Department of Informatics, University at Albany, SUNY, Albany, New York, USA.
J Am Med Inform Assoc. 2013 Sep-Oct;20(5):806-13. doi: 10.1136/amiajnl-2013-001628. Epub 2013 Apr 5.
The Sixth Informatics for Integrating Biology and the Bedside (i2b2) Natural Language Processing Challenge for Clinical Records focused on the temporal relations in clinical narratives. The organizers provided the research community with a corpus of discharge summaries annotated with temporal information, to be used for the development and evaluation of temporal reasoning systems. 18 teams from around the world participated in the challenge. During the workshop, participating teams presented comprehensive reviews and analysis of their systems, and outlined future research directions suggested by the challenge contributions.
The challenge evaluated systems on the information extraction tasks that targeted: (1) clinically significant events, including both clinical concepts such as problems, tests, treatments, and clinical departments, and events relevant to the patient's clinical timeline, such as admissions, transfers between departments, etc; (2) temporal expressions, referring to the dates, times, durations, or frequencies phrases in the clinical text. The values of the extracted temporal expressions had to be normalized to an ISO specification standard; and (3) temporal relations, between the clinical events and temporal expressions. Participants determined pairs of events and temporal expressions that exhibited a temporal relation, and identified the temporal relation between them.
For event detection, statistical machine learning (ML) methods consistently showed superior performance.
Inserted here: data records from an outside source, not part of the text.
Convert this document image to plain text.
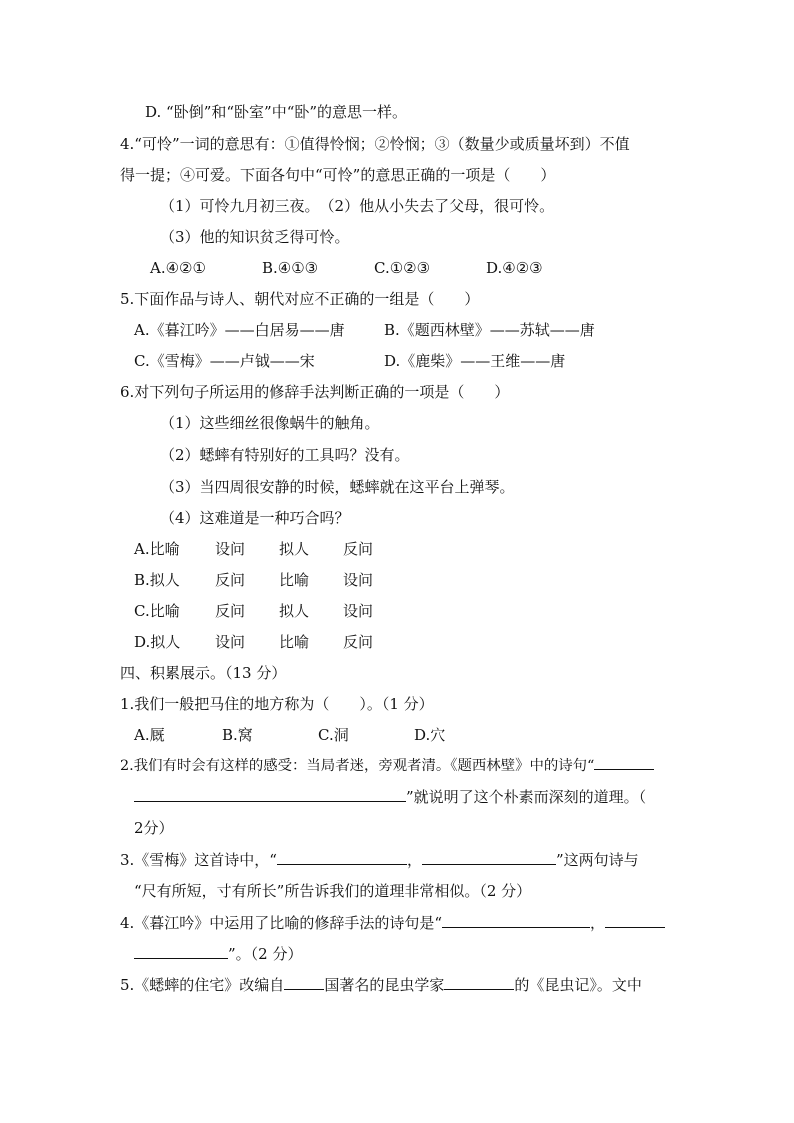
D. “卧倒”和“卧室”中“卧”的意思一样。
4.“可怜”一词的意思有：①值得怜悯；②怜悯；③（数量少或质量坏到）不值
得一提；④可爱。下面各句中“可怜”的意思正确的一项是（　　）
（1）可怜九月初三夜。　（2）他从小失去了父母，很可怜。
（3）他的知识贫乏得可怜。
A.④②①	B.④①③	C.①②③	D.④②③
5.下面作品与诗人、朝代对应不正确的一组是（　　）
A.《暮江吟》——白居易——唐	B.《题西林壁》——苏轼——唐
C.《雪梅》——卢钺——宋	D.《鹿柴》——王维——唐
6.对下列句子所运用的修辞手法判断正确的一项是（　　）
（1）这些细丝很像蜗牛的触角。
（2）蟋蟀有特别好的工具吗？没有。
（3）当四周很安静的时候，蟋蟀就在这平台上弹琴。
（4）这难道是一种巧合吗？
A.比喻 设问 拟人 反问
B.拟人 反问 比喻 设问
C.比喻 反问 拟人 设问
D.拟人 设问 比喻 反问
四、积累展示。（13 分）
1.我们一般把马住的地方称为（　　）。（1 分）
A.厩	B.窝	C.洞	D.穴
2.我们有时会有这样的感受：当局者迷，旁观者清。《题西林壁》中的诗句“
”就说明了这个朴素而深刻的道理。（
2分）
3.《雪梅》这首诗中，“	，	”这两句诗与
“尺有所短，寸有所长”所告诉我们的道理非常相似。（2 分）
4.《暮江吟》中运用了比喻的修辞手法的诗句是“	，
”。（2 分）
5.《蟋蟀的住宅》改编自	国著名的昆虫学家	的《昆虫记》。文中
While ML and rule based methods seemed to detect temporal expressions equally well, the best systems overwhelmingly adopted a rule based approach for value normalization. For temporal relation classification, the systems using hybrid approaches that combined ML and heuristics based methods produced the best results.
第六届整合生物学和床边信息学(i2b2)自然语言处理临床记录挑战赛专注于临床叙述中的时间关系。组织者为研究界提供了一个带有时间信息注释的出院小结语料库,用于开发和评估时间推理系统。来自世界各地的 18 个团队参加了此次挑战赛。在研讨会上,参赛团队全面介绍并分析了他们的系统,并概述了挑战赛提出的未来研究方向。
该挑战赛评估了针对以下信息提取任务的系统:(1)临床重要事件,包括临床概念(如问题、检查、治疗和临床科室)和与患者临床时间线相关的事件(如入院、科室间转科等);(2)时间表达式,指临床文本中的日期、时间、持续时间或频率短语。提取的时间表达式的值必须规范化为 ISO 规范标准;(3)临床事件和时间表达式之间的时间关系。参与者确定表现出时间关系的事件和时间表达式对,并确定它们之间的时间关系。
在事件检测方面,统计机器学习(ML)方法的表现始终优于其他方法。虽然 ML 和基于规则的方法在检测时间表达式方面表现相当,但最好的系统压倒性地采用基于规则的方法进行值归一化。对于时间关系分类,采用结合了 ML 和基于启发式的混合方法的系统产生了最佳结果。